Lasers in Medical Science - The common limitation of surgical revascularization procedures for severe tissue ischemia due to cardiovascular diseases is the need to interrupt blood flow during the...     

Acyclovir treatment of relapsing-remitting multiple sclerosis

Acyclovir treatment was used in a randomized, double-blind, placebo-controlled clinical trial with parallel groups to test the hypothesis that herpes virus infections are involved in the pathogenesis of multiple sclerosis (MS). Sixty patients with the relapsing-remitting form of MS were randomized to either oral treatment with 800 mg acyclovir or placebo tablets three times daily for 2 years. The clinical effect was investigated by an extensive test battery consisting of neurological examinations, neuro-ophthalmological and neuropsychological tests, and evoked potentials.
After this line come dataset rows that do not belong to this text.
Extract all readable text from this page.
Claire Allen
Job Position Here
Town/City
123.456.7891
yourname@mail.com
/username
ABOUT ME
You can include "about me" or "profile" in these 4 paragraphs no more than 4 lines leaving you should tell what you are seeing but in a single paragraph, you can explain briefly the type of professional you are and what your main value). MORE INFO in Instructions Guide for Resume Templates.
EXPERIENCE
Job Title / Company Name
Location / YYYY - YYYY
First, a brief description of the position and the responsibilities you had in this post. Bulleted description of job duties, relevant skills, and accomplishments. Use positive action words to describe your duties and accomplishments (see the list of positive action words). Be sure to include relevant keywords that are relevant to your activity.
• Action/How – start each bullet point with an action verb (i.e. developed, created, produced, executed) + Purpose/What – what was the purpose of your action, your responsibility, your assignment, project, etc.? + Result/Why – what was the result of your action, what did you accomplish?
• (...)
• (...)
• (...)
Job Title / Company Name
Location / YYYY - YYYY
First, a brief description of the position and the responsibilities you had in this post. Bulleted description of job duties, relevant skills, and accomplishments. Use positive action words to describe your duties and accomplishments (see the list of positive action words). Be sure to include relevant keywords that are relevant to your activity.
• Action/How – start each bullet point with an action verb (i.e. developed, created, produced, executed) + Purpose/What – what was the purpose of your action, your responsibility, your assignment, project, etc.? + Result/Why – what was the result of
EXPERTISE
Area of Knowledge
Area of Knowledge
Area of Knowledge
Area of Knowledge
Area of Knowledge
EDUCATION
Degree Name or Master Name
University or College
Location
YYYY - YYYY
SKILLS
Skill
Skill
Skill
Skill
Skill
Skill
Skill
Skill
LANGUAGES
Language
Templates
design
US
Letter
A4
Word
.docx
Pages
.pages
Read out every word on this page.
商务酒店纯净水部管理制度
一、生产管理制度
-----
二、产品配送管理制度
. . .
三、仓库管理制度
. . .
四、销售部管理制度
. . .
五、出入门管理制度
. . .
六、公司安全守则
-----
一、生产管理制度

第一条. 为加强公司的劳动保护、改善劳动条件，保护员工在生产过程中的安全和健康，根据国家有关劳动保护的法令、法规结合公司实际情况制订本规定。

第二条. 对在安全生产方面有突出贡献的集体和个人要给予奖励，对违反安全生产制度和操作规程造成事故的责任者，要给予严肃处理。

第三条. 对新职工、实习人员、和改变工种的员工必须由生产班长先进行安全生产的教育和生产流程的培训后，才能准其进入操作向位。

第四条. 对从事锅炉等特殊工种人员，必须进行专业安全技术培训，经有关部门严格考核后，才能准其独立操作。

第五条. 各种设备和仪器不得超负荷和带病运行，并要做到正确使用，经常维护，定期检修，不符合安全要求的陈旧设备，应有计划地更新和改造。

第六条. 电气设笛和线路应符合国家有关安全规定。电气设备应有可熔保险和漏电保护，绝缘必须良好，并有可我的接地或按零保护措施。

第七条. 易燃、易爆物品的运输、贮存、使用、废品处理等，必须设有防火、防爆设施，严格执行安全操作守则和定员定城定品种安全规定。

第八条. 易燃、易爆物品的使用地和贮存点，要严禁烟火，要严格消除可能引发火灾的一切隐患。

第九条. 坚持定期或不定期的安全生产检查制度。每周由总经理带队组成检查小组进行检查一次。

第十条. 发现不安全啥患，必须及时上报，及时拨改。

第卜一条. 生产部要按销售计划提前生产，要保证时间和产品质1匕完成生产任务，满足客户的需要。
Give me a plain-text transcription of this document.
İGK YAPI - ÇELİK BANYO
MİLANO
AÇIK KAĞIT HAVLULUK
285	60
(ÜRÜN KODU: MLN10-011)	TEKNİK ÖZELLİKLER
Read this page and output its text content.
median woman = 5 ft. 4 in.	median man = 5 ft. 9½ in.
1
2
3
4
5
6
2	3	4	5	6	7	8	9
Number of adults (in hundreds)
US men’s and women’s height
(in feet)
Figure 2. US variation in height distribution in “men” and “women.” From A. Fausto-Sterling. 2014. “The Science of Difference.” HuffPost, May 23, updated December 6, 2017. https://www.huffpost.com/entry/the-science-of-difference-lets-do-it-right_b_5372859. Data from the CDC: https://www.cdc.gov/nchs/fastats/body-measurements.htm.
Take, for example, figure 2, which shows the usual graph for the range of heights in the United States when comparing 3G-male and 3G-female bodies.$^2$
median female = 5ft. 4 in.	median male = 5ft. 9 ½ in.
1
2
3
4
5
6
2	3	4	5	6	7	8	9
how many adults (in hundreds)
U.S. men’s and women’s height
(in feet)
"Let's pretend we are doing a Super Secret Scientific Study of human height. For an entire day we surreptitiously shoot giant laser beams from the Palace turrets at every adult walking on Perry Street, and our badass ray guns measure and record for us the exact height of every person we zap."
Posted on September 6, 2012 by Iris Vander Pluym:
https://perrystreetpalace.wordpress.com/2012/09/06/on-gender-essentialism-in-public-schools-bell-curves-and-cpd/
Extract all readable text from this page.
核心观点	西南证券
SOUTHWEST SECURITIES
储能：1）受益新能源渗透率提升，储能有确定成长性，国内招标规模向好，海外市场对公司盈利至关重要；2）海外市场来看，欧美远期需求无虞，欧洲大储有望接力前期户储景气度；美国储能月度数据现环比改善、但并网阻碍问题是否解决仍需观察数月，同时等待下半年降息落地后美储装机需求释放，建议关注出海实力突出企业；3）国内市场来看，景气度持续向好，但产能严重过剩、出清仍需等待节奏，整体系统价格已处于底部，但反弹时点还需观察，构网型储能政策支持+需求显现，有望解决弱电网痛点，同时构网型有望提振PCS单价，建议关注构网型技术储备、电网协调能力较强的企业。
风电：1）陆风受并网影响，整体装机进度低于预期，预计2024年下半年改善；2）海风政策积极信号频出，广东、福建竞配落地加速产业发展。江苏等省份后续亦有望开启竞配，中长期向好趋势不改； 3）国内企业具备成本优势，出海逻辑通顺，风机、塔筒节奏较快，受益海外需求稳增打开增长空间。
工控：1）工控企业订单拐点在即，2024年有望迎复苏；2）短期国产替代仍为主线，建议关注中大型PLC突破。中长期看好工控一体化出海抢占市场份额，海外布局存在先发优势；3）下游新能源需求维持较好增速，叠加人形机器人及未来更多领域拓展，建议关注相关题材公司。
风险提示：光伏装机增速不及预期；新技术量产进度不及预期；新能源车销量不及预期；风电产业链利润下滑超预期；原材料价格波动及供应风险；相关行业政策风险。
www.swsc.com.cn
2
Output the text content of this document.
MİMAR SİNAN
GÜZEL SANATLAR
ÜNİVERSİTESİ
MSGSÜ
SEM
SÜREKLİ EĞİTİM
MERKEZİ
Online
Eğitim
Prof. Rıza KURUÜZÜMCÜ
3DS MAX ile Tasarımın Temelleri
Results were based on intent-to-treat data and the primary outcome measure was the exacerbation rate. In the acyclovir group (n = 30), 62 exacerbations were recorded during the treatment period, yielding an annual exacerbation rate of 1.03. The placebo group (n = 30) had 94 exacerbations and an annual exacerbation rate of 1.57. Thus, 34% fewer exacerbations were encountered during acyclovir treatment. This difference in exacerbation rate between the treatment groups was not significant (P = 0.083). However, this trend to a lower disease activity in acyclovir-treated patients was supported in subsequent data analysis. If the patients were grouped according to exacerbation frequencies, i.e. into low (0–2), medium (3–5) and high (6–8) rate groups, the difference between acyclovir and placebo treatment was significant (P = 0.017). Moreover, in a subgroup of the population with a duration of the disease of at least 2 years providing an exacerbation rate base-line before entry, individual differences in exacerbation rates were compared between the 2-year pre-study period and the study period in acyclovir-treated (n = 19) and placebo (n = 20) patients and acyclovir-treated patients showed a significant reduction of exacerbations (P = 0.024). Otherwise, neurological parameters were essentially unaffected by acyclovir treatment and there were no convincing signs of reduced neurological deterioration in the acyclovir group. This study indicates that acyclovir treatment might inhibit the triggering of MS exacerbations and thus suggests that acyclovir-susceptible viruses might be involved in the pathogenesis of MS. This possibility warrants further investigation.